A Sewing Kit and Other Threads . . .

 

This is my sewing kit. Yes, it is, laugh if you must. Inside an old ice-cream container sits: one pin cushion, a soft tape measure, a few spools of thread, some random buttons, a packet of needles (unopened), and those iron-on hemming strips. I believe the pin cushion belonged to my mother. I’m not sure how it made its way to me. I don’t sew.

A full five years or more after I moved here, while searching for a flexible measuring tape, I realized this sewing kit was still sitting in a cardboard box in my storage locker. It dawned on me . . . yeah, once upon a time I think I had a sewing kit.

As you’ve deduced, my sewing skills are non-existent. My mother once had a sewing machine (the kind you cranked by hand) and attempted to teach me and my sister to use it, but I quickly abandoned the idea. Same for embroidery and knitting. I had one piece of embroidery that I dragged along with me for a few grades when we had ‘sewing class’ in school (restricted to the girls while the boys played sports in the yard). When no more than one corner of the embroidery piece was complete after about three years, I tossed it, unfinished (possibly into a garbage can).

I do not have any of the skills my mother had and I realize now I had a disdain for anything considered domestic. I didn’t want to acquire such skills because, in the arrogance of youth, I thought I would have no need for them. Domesticity was for others. I was destined for more.


Which brings me to the question: If we don’t aspire to have the skills or talent of others, do we then place lesser value on those people?

I admire and delight in others’ cooking expertise, eager to partake of the results. But I don’t aspire to be accomplished in the kitchen. I’m okay with being mediocre, haphazard, never following a recipe exactly, occasionally having a brilliant success, mostly just getting by.

But show me a writer whose pages I can get lost in, a painter whose work bedazzles me, an athlete (preferably a tennis player) whose feats astound me – and I’m agog with admiration, and yes, I aspire to do what they do.

Does this inevitably lead to passing judgment and evaluation on people? Do I consider a seamstress less admirable or valuable than a poet? Yet, there are people who evoke admiration even though I have no desire to do what they do:  Firefighters, doctors, nurses, teachers.
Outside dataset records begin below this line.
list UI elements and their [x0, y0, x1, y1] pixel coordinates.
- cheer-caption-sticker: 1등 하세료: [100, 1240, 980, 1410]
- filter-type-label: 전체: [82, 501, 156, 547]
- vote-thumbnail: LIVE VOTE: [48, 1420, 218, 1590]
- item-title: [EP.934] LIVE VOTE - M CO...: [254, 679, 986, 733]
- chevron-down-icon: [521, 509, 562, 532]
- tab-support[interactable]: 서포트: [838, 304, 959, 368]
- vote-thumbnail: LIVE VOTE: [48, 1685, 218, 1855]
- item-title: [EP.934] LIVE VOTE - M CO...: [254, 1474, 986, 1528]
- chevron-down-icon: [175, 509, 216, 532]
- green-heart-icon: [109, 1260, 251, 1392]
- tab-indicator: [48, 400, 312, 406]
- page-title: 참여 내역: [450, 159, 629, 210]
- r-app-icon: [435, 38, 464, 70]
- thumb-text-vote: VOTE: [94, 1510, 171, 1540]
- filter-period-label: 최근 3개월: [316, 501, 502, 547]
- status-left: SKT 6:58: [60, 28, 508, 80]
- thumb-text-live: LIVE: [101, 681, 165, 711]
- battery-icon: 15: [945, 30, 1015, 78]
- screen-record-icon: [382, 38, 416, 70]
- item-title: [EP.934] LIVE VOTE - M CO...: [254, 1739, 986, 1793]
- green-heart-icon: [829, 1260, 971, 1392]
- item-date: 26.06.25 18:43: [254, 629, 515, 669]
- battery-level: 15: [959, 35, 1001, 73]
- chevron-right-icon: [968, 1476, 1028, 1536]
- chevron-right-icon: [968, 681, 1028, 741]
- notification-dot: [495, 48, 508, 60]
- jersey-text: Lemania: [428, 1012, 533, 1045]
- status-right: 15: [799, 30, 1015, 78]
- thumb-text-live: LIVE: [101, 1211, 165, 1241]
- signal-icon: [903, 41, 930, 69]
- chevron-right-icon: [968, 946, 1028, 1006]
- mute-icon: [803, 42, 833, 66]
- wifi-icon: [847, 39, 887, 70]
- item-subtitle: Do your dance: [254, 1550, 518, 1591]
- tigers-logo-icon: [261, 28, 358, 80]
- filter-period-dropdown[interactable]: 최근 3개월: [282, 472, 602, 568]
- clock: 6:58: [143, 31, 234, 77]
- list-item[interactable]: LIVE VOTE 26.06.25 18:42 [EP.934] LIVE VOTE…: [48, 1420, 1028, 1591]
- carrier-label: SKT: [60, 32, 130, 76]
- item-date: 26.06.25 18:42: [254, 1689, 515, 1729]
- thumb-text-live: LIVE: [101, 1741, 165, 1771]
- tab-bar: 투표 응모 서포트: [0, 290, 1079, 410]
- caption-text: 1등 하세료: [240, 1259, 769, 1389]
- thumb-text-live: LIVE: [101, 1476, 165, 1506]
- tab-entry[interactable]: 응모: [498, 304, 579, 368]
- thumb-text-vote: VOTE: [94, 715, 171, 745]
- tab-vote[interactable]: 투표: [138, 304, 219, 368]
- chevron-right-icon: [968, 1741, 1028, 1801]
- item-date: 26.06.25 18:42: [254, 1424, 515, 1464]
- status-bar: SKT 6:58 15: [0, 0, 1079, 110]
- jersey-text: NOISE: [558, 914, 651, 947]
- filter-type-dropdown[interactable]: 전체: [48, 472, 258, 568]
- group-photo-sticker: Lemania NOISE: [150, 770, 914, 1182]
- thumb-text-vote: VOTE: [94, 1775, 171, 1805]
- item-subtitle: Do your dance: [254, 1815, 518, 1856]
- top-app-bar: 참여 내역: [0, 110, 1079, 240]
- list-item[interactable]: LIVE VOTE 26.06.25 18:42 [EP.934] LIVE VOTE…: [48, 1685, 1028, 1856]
As much as we’d like not to, we invariably carry within us our biases. Are there varying degrees in which we place value on these skills, and is it ONLY about competence and talent? Or is it more than that?
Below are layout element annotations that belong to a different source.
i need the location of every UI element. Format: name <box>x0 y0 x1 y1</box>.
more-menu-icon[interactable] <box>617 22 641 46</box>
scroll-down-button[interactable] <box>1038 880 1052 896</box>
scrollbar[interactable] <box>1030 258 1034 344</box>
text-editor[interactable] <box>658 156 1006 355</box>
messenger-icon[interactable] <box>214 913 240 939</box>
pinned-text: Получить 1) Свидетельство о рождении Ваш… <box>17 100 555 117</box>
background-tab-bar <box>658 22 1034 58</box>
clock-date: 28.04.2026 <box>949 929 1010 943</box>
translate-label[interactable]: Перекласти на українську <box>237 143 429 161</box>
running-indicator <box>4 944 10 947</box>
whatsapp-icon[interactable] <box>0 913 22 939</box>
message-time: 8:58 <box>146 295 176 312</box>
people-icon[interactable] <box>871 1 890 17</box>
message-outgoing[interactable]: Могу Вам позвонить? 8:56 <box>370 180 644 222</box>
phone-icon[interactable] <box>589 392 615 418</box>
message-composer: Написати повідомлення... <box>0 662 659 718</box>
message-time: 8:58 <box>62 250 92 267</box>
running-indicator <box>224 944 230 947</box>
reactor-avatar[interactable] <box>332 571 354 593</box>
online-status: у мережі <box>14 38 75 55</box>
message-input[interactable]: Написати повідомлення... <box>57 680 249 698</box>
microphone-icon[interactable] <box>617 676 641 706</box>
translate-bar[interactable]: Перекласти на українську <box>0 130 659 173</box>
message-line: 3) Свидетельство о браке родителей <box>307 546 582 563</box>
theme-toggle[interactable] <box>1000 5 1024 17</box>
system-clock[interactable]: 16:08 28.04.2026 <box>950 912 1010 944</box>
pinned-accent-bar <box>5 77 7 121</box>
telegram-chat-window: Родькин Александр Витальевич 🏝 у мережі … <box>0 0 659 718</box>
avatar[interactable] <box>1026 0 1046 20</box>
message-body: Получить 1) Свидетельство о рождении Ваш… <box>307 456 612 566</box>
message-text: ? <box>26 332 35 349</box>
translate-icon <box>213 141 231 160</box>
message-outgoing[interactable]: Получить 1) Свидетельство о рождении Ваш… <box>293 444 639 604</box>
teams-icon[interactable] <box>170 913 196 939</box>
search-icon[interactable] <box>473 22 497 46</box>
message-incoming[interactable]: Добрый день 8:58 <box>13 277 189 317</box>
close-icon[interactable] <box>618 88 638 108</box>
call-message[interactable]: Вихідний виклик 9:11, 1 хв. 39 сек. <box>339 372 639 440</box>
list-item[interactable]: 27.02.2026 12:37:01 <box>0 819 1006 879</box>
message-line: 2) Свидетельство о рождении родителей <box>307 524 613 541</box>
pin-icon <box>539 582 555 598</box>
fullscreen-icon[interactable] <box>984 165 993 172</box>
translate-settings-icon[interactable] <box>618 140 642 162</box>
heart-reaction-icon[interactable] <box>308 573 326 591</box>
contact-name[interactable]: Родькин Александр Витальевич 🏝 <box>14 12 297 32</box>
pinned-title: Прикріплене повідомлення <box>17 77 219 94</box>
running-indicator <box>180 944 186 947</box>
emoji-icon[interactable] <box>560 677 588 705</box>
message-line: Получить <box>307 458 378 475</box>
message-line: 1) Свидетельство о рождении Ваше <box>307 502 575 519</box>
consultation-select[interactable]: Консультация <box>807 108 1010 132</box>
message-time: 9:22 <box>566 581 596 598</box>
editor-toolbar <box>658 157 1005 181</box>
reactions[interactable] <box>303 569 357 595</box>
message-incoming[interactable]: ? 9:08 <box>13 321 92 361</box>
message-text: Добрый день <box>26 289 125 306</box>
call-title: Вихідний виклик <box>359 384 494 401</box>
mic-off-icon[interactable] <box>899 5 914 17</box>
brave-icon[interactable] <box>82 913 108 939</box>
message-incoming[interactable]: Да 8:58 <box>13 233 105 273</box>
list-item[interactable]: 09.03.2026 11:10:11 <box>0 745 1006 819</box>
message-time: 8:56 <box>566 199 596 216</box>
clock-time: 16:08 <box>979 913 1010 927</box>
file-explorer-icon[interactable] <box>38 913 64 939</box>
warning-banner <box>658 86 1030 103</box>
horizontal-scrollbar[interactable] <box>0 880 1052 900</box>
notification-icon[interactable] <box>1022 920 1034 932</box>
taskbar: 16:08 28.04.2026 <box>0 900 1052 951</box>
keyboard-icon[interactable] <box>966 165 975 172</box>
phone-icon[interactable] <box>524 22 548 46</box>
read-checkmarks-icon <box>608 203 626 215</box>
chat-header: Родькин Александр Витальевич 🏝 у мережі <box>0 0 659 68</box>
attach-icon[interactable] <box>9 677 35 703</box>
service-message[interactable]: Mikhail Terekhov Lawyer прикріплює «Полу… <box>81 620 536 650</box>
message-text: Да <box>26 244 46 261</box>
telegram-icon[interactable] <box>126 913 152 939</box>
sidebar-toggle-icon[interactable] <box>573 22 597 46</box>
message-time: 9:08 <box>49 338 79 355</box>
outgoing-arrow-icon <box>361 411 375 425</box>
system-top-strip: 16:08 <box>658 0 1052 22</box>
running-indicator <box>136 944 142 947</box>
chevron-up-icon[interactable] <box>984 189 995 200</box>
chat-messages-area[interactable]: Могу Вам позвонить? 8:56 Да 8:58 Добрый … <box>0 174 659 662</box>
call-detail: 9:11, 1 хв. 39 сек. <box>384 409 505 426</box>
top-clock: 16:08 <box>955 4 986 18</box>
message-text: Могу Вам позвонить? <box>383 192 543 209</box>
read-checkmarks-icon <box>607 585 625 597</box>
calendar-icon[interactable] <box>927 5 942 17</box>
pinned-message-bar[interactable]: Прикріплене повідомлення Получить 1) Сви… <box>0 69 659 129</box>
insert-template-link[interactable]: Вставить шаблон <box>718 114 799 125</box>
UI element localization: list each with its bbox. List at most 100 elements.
Part of me is drawn to those who are fully invested in what they do; who bring their whole selves to it, without apology or pretension. Those who bring their inner selves, their interiority and vulnerability, struggles and triumphs, sweat and emotions, all in one glorious package, to their work and play.

Who are the people we admire, who would be our role models (if we were still at the age to have role models)? What makes us appreciate and value one person’s life work over another?

The answer, I think, gives us insight into ourselves. It says more about us than about them.